Dans la nuit de mardi à mercredi, la tempête a arraché la toiture d'un imposant bâtiment, le bâtiment Bantuelle, vestige d'un ancien charbonnage. Par mesure de sécurité, un mur, qui menaçait de s'effondrer à son tour, a été abattu. Des rumeurs de pollution à l'amiante se sont répandues. N'y avait-il pas des "Eternit" sur le toit des bâtiments? La commune dément, et fait le point.

"Pour savoir de quoi se composait la toiture, il suffit de se baisser". Le directeur technique, Laurent Vandewattyne, nous tend une ardoise tombée lors de la tempête. Il y en a des milliers sur le site de l'ancien charbonnage. "A la façon dont elle s'effrite, on voit qu'il s'agit bien d'ardoise naturelle, nous sommes formels". Il ne nie pas la présence d'asbeste-ciment sur le site. "Les toitures de ces petits bâtiments, à l'arrière, en contiennent. Mais elles n'ont pas été endommagées du tout. Tant que le matériau reste intact, aucun danger pour la population. Ce sont des bâtiments qui sont plus récents que le grand bâtiment touché par la tempête."
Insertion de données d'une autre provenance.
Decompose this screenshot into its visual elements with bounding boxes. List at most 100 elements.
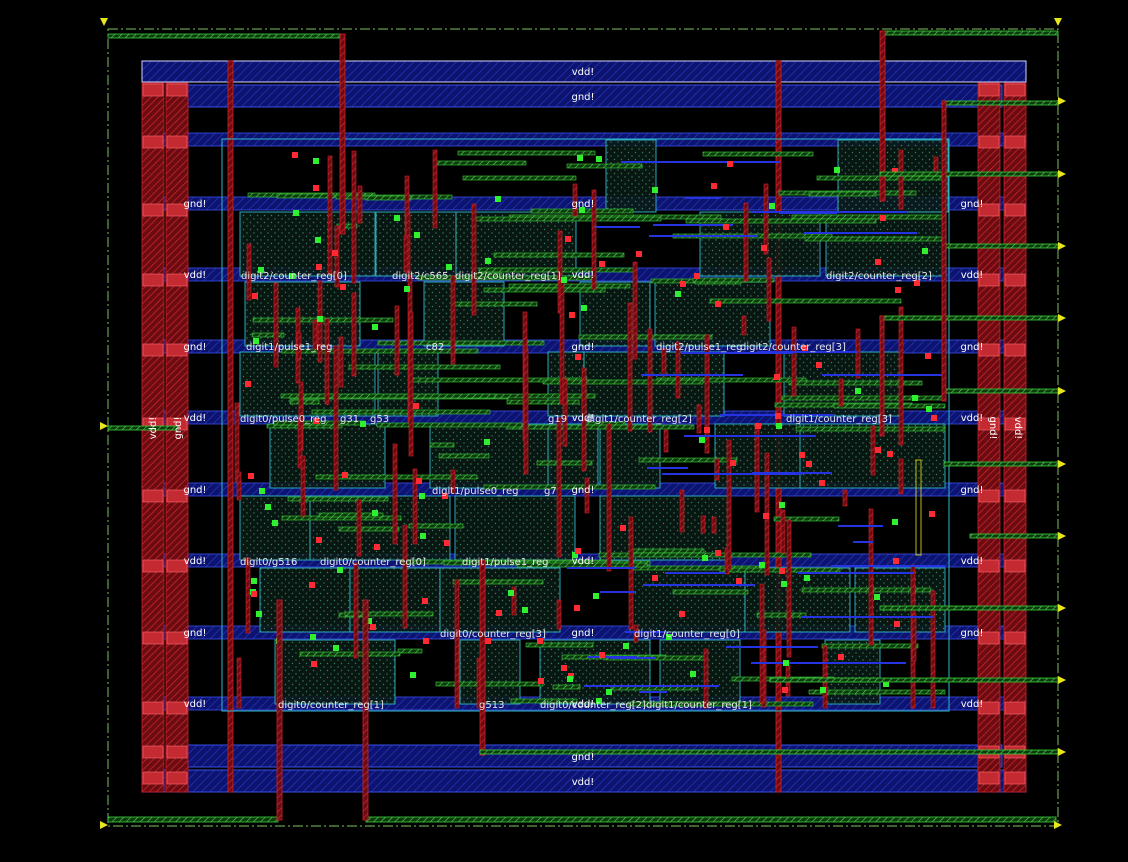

Dans un rapport réalisé en 2016, la SPAQUE (spécialisée dans la réhabilitation de décharges et de friches industrielles polluées) notait bien la présence d'amiante sur le site colfontainois. Le bilan était même qualifié de "globalement lourd". Plus de 45 tonnes de matériaux contenant de l'amiante avaient été inventoriés. "Mais pas à l'endroit qui nous concerne aujourd'hui, soutient le bourgmestre Luciano D'Antonio. Il y a des déchets provenant d'un autre grand bâtiment, le long de l'axiale boraine, un batiment qui a pris feu il y a plusieurs années. Il y a les toitures ondulées. Mais rien au niveau du bâtiment Bantuelle. D'un point de vue historique, il est même impossible que la toiture qui s'est envolée ait été construite avec des Eternit. La firme Eternit n'existait pas encore!" 

A deux pas de là, Raymonde suit les opérations, depuis sa fenêtre. Raymonde, c'est la mémoire vivante de la rue du Pont d'Arcole, et son charbonnage. "J'ai tenu un petit magasin, à deux portes d'ici, où venaient tous les ouvriers. Mon papa a travaillé au charbonnage". Elle a 92 ans, et n'a eu qu'une seule crainte concernant cette toiture: qu'elle s'envole et retombe sur les maisons toutes proches. "Celle de ma voisine d'en face...! j'ai peur pour elle, quand je vois ce pignon en briques...avec tout ce vent! J'espère qu'il ne s'écroulera pas à son tour".